We live in a politically charged era in which companies are increasingly aligning themselves with social causes and issues. Nike, perhaps one of the most famous examples, was the subject of a recent Forbes piece on this trend of “cause positioning.” However, the brand is far from the only company to take a stand—and enjoy greater awareness and even increased revenue as a result.

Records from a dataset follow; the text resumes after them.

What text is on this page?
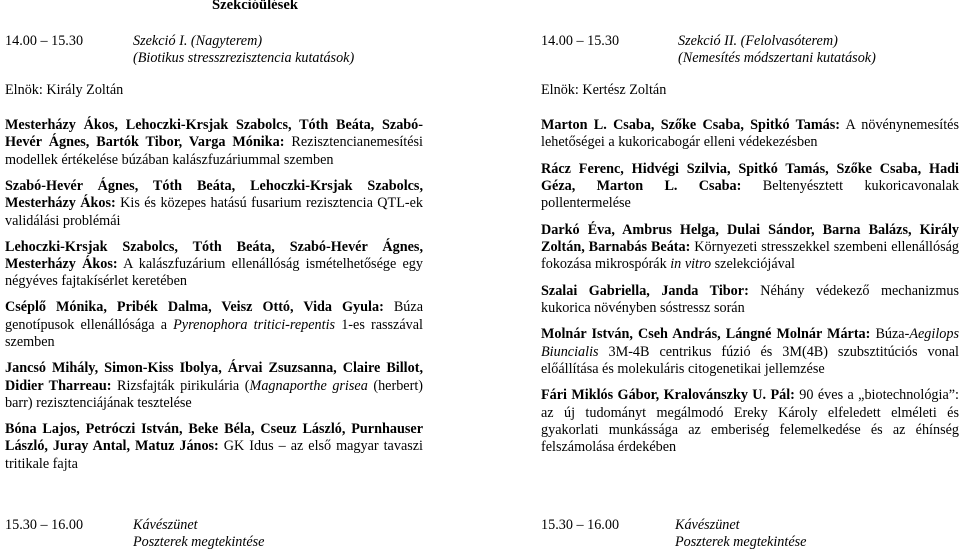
Szekcióülések
14.00 – 15.30	Szekció I. (Nagyterem)
(Biotikus stresszrezisztencia kutatások)
Elnök: Király Zoltán

Mesterházy Ákos, Lehoczki-Krsjak Szabolcs, Tóth Beáta, Szabó-Hevér Ágnes, Bartók Tibor, Varga Mónika: Rezisztencianemesítési modellek értékelése búzában kalászfuzáriummal szemben

Szabó-Hevér Ágnes, Tóth Beáta, Lehoczki-Krsjak Szabolcs, Mesterházy Ákos: Kis és közepes hatású fusarium rezisztencia QTL-ek validálási problémái

Lehoczki-Krsjak Szabolcs, Tóth Beáta, Szabó-Hevér Ágnes, Mesterházy Ákos: A kalászfuzárium ellenállóság ismételhetősége egy négyéves fajtakísérlet keretében

Cséplő Mónika, Pribék Dalma, Veisz Ottó, Vida Gyula: Búza genotípusok ellenállósága a Pyrenophora tritici-repentis 1-es rasszával szemben

Jancsó Mihály, Simon-Kiss Ibolya, Árvai Zsuzsanna, Claire Billot, Didier Tharreau: Rizsfajták pirikulária (Magnaporthe grisea (herbert) barr) rezisztenciájának tesztelése

Bóna Lajos, Petróczi István, Beke Béla, Cseuz László, Purnhauser László, Juray Antal, Matuz János: GK Idus – az első magyar tavaszi tritikale fajta

15.30 – 16.00	Kávészünet
Poszterek megtekintése
14.00 – 15.30	Szekció II. (Felolvasóterem)
(Nemesítés módszertani kutatások)
Elnök: Kertész Zoltán

Marton L. Csaba, Szőke Csaba, Spitkó Tamás: A növénynemesítés lehetőségei a kukoricabogár elleni védekezésben

Rácz Ferenc, Hidvégi Szilvia, Spitkó Tamás, Szőke Csaba, Hadi Géza, Marton L. Csaba: Beltenyésztett kukoricavonalak pollentermelése

Darkó Éva, Ambrus Helga, Dulai Sándor, Barna Balázs, Király Zoltán, Barnabás Beáta: Környezeti stresszekkel szembeni ellenállóság fokozása mikrospórák in vitro szelekciójával

Szalai Gabriella, Janda Tibor: Néhány védekező mechanizmus kukorica növényben sóstressz során

Molnár István, Cseh András, Lángné Molnár Márta: Búza-Aegilops Biuncialis 3M-4B centrikus fúzió és 3M(4B) szubsztitúciós vonal előállítása és molekuláris citogenetikai jellemzése

Fári Miklós Gábor, Kralovánszky U. Pál: 90 éves a „biotechnológia”: az új tudományt megálmodó Ereky Károly elfeledett elméleti és gyakorlati munkássága az emberiség felemelkedése és az éhínség felszámolása érdekében

15.30 – 16.00	Kávészünet
Poszterek megtekintése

Even without clicking on the Forbes link, it would be nearly impossible not to know why Nike provides a great case study for cause positioning. The company’s decision to work with controversial athlete Colin Kaepernick made headlines and attracted plenty of accolades and derision from both sides of the political aisle. Political opinions aside, the move was a calculated PR gamble but there are many other examples of brands launching campaigns directly tied to the social agenda. Among them:

Yoplait

In 2017, yogurt-maker Yoplait launched its “Mom On” campaign, focusing on what the brand identified as a universal truth: “First rule of motherhood, someone’s always judging.” As writer Nikki Gilliland put it in an eConsultancy piece, “Yoplait decided to tap into a common public debate: mum-shaming. This relates to the often preachy, or patronizing information given to mothers about how to be a good parent and the shaming of those who do not follow it.” While parenting decisions may not be as polarizing as the issues for which Kaepernick stands, Yoplait’s campaign nevertheless made a splash and distinguished the brand from its competition. Gilliland cites a Google analysis which showed a 1,461 percent increase in brand interest stemming from the campaign.

Dodge

According to the YouTube description of Dodge’s “Courage is Already Inside” commercial, it “is an empowering message that reminds women that they have what it takes to break stereotypes and achieve their goals.” The campaign was a subtle way of showing where Dodge stands on debates surrounding gender equality. Or, as Inc. contributor Jessica Stillman put it, “Dodge stands for toughness and women are tough as heck too, it wants you to know.”

Dick’s Sporting Goods

In response to widespread gun violence, Dick’s Sporting Goods announced in 2018 that it was banning the sale of assault-style rifles and raising the minimum age to purchase to 21. The move was a bold statement that risked alienating a core segment of the company’s customers.

This and other cause positioning examples beg the question: How can companies ensure their campaigns don’t backfire and that the customers who support the cause at hand outnumber those who disagree?

In a word, data. As Jerry Davis, a University of Michigan professor of management and sociology, told Vox’s Nadra Nittle, “Companies now have much better real-time intelligence about their customers. They know whether the people who buy Nike are more likely to be pro- or anti-Kaepernick and the likely reaction to this marketing.”

As such, it’s critical that any organization seeking to align itself with social issues first invest in a customer analytics strategy. With cause positioning becoming increasingly popular—a recent Accenture survey found 62 percent of consumers want brands to stand for the issues about which they are passionate—expect this to be a growing area of analytics investment.